Leegaain'in sesi gök gürültüsü gibi gürledi, öfkesi sıcaklığı birkaç derece yükseltti.
“Zaten anlamıyor musun? Kütüphanem, hayvanlarım, bu sığınaktaki her şey, dünya için ben neyim. Zamanından önce bir kenara atılan her şeyin ve herkesin koruyucusuyum.
Tüm bu yanlışları düzelteceğim, ancak yalnızca zamanı geldiğinde ve insanlar da öyle.”
“Bu yüzden mi İmparatorluğu terk ettin? Gorgonlar için mi?” Her ne kadar bu haksız bir zulüm olsa da Melia, bu nedenle aktif bir Muhafızı olmayan tek ülkenin kendi ülkesi olduğuna inanamıyordu.
“Hayır.
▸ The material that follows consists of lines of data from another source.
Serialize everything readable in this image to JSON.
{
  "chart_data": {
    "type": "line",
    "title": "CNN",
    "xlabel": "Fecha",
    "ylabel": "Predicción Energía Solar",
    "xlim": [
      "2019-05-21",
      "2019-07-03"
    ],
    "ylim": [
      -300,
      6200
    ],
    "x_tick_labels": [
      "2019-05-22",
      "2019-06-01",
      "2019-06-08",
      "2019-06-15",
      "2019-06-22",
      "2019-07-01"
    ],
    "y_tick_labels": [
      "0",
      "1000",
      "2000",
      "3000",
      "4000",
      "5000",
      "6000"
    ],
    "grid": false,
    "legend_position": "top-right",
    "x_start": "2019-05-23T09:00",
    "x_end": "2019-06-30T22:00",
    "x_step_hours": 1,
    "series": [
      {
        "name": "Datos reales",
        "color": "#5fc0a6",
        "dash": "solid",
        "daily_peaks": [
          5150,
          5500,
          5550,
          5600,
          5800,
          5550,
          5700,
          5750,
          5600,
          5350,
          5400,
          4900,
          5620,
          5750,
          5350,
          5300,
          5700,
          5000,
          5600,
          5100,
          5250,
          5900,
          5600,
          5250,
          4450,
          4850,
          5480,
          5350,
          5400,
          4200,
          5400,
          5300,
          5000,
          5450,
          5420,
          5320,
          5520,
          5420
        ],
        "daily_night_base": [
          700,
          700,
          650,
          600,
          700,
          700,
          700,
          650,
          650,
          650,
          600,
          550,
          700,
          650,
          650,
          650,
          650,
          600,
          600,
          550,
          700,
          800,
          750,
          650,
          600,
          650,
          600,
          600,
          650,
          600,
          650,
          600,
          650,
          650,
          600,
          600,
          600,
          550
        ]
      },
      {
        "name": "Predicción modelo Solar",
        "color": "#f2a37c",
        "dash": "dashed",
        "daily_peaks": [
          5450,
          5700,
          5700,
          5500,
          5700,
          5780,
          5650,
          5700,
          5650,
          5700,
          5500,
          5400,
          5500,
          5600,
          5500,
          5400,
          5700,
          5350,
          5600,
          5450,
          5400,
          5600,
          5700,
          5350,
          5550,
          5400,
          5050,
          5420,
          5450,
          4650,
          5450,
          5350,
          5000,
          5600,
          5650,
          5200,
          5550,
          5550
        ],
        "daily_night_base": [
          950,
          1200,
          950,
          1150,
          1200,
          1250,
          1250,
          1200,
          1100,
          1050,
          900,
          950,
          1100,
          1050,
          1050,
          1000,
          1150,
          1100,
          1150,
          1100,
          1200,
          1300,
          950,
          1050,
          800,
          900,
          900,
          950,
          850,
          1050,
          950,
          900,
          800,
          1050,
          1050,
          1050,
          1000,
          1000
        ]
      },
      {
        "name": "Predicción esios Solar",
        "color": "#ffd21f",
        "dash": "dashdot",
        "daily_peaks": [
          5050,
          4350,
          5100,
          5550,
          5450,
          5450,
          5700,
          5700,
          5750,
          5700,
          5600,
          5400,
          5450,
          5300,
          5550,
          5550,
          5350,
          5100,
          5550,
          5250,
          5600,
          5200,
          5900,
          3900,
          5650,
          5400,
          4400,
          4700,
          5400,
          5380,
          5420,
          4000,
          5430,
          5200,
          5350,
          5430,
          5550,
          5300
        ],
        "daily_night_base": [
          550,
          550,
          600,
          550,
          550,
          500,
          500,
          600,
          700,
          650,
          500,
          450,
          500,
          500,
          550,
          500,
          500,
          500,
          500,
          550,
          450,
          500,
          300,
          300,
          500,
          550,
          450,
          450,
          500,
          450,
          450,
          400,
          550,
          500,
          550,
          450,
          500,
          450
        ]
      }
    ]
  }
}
Bir türün neslinin tükenmesi pek de yeni bir şey değil. Ben ayrıldım çünkü Lochra Gümüşkanat mirasını bıraktığında ve büyü yeniden doğduğunda, İmparator sözünden dönmüş ve eşitlik peşinde koşmak yerine köle tasmaları kullanmayı tercih etmişti.
İmparatorluğa asla katılmadım çünkü şöhrete ya da zenginliğe önem veriyordum. Burada gördüğün her şey benim. Unutulmuş şehirlerden ve batık gemilerden fazla mesai yaparak topladım. Asla hırsızlık yapmadım ya da yağmalamadım; İnsanlarınızı kurtarmayı umduğum gibi bu şeyleri kurtardım.
Söz, benim bilgim karşılığında, uzun vadeli hedefi herkes için eşit haklar olan adil bir toplum inşa edecekleriydi. Bunun yerine bir kez daha kolay yolu seçtiler, kendi halklarına ihanet ettiler, bana son kez ihanet ettiler.”